Online Surveys and Social Network Analysis

Posted on 12:27 by Unknown
I've been deep into survey administration the last couple months. For more about the project history, see my previous posts on Six Sigma Church, which we now officially call Renewing Our Calling.



Our project included a major survey which we made available on paper and online for the whole congregation (roughly 400-500 people). We just finished collecting responses and were happy to get 167 of them. You can try a dummy version of survey right here.



We used SurveyMonkey to support the online survey. This is an amazingly powerful service and it's cheap, too. In many situations you can use it for free. We needed the "professional" version which is still a steal at $20 per month.



My experience with SurveyMonkey wasn't all good. We originally formatted our survey into multiple columns per screen, but found that SurveyMonkey has a bad habit of randomly skipping questions presented in this way. Thankfully we paid close attention to survey responses as they came in, so we didn't lose much data. However, my experience with SurveyMonkey tech support was decidedly mixed.
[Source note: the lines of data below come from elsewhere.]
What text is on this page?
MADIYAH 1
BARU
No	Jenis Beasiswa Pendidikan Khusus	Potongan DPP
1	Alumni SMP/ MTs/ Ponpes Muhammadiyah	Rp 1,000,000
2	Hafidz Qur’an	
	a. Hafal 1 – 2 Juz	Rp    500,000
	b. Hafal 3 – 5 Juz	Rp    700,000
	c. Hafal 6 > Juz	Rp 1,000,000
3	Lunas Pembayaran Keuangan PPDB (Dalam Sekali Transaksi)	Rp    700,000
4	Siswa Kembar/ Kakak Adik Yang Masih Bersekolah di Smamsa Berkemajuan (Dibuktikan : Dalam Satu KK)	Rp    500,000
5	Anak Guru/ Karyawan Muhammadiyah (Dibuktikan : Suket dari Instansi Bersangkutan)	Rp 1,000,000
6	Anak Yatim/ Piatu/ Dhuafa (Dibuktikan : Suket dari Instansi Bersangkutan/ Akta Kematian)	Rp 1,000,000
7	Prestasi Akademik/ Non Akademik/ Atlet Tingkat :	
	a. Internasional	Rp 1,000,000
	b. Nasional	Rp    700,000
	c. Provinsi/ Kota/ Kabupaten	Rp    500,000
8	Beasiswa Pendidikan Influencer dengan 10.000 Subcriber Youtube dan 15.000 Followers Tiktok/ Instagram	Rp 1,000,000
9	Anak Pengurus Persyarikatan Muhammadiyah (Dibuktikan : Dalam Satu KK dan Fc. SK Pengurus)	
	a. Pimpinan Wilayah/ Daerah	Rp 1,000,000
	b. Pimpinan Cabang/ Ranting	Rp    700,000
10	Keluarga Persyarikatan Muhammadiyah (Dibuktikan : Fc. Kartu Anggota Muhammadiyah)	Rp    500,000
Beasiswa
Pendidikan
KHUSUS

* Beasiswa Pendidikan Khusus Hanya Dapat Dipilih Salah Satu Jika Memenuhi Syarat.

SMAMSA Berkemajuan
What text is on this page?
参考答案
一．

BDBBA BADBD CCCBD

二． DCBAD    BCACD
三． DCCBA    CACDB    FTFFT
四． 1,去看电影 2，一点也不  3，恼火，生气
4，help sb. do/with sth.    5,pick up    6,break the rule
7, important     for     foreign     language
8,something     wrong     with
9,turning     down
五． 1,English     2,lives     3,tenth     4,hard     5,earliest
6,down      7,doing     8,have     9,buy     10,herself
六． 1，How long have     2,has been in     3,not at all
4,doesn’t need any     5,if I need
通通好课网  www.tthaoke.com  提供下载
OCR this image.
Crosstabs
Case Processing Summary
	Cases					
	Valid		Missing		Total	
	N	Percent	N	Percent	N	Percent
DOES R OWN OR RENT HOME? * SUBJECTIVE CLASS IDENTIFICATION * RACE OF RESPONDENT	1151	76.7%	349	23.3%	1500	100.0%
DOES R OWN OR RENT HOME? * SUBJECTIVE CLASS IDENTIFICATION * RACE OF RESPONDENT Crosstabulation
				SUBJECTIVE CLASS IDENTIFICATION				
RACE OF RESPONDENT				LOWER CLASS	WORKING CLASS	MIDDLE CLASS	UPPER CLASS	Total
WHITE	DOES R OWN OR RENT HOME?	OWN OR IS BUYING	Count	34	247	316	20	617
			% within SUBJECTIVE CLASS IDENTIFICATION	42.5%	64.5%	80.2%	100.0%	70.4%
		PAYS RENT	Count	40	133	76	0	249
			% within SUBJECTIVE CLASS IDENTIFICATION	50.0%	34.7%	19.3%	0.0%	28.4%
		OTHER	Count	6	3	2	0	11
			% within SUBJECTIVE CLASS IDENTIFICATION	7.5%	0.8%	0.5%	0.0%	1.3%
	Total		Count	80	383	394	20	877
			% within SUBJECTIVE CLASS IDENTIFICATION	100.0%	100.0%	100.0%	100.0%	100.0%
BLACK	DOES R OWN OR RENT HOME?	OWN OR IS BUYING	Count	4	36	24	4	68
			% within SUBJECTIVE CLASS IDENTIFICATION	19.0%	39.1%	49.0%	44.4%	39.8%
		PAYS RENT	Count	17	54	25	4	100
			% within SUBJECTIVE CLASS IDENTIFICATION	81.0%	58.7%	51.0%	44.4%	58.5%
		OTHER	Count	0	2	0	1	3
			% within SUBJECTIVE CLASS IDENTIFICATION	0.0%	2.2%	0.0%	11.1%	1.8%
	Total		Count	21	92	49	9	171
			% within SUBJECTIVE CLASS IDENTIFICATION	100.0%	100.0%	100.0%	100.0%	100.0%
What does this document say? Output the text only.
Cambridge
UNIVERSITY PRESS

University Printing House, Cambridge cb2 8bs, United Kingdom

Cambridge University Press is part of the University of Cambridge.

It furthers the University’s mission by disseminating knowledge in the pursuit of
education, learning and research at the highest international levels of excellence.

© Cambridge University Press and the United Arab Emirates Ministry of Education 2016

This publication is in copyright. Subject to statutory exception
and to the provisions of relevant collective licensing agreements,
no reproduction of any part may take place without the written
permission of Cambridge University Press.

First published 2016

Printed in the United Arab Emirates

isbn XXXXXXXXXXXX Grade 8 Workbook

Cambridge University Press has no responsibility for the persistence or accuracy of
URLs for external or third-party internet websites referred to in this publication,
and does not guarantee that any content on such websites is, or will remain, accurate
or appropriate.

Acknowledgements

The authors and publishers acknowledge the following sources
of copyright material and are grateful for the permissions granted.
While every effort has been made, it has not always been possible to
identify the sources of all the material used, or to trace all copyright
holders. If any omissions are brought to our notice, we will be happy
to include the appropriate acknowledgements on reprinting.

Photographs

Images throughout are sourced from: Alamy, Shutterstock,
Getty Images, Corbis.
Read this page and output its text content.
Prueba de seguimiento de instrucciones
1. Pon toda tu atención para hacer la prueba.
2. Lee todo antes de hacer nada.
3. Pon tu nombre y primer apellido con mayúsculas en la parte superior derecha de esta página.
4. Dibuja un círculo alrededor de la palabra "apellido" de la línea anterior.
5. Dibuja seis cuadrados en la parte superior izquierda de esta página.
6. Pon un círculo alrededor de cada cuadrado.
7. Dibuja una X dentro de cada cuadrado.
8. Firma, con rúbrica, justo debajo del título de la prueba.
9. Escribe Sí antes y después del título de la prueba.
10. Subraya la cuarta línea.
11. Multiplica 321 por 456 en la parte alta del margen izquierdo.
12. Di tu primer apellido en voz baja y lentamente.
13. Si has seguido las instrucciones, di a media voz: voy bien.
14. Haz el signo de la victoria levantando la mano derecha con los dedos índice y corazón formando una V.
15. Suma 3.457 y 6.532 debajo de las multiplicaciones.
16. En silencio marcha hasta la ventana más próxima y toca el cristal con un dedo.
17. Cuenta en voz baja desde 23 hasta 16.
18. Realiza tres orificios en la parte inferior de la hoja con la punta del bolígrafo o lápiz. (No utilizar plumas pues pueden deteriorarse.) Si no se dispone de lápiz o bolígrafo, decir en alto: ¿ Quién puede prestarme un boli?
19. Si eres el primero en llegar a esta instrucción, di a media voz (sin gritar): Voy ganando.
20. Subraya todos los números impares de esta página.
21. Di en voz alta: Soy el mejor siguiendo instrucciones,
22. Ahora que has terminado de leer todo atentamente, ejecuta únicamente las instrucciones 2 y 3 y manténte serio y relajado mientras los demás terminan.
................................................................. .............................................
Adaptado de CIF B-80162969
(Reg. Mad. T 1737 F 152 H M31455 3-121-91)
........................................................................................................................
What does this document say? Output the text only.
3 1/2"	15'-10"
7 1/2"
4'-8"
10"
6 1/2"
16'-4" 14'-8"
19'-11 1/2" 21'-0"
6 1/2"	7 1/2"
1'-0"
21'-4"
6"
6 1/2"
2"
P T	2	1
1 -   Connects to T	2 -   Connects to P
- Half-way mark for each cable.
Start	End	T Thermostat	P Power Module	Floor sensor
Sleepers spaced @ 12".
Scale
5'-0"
They responded quickly to my initial complaint but then did a poor job of following up and they never actually acknowledged that there is a data integrity problem with multi-column surveys in their system, despite overwhelming evidence to the contrary. (Some of our anonymous survey respondents actually wrote helpful debugging comments in their responses, as they struggled to make sense of questions garbled by SurveyMonkey; and my personal experience doing data entry confirmed their remarks.)



Many of my readers are probably especially interested in administering social network analysis surveys. To help you along, I recommend two resources. First, check out The Hidden Power of Social Networks by Rob Cross and Andrew Parker, which includes a sample survey form in an appendix. Then, read "Ethical and Strategic Issues in Organizational Social Network Analysis," by Steve Borgatti and Jose Luis Molina, who explain the delicacy of administering a social network survey, which by its very nature lacks the safeguard of anonymity we usually expect.



Based on these two resources, here is a generic social network survey I have written, which you may find helpful.



And finally, go take this survey, commissioned by the National Research Council to "study the possibility of identifying 'Network Science' as a cross-disciplinary area of research worthy of enhanced attention and funding."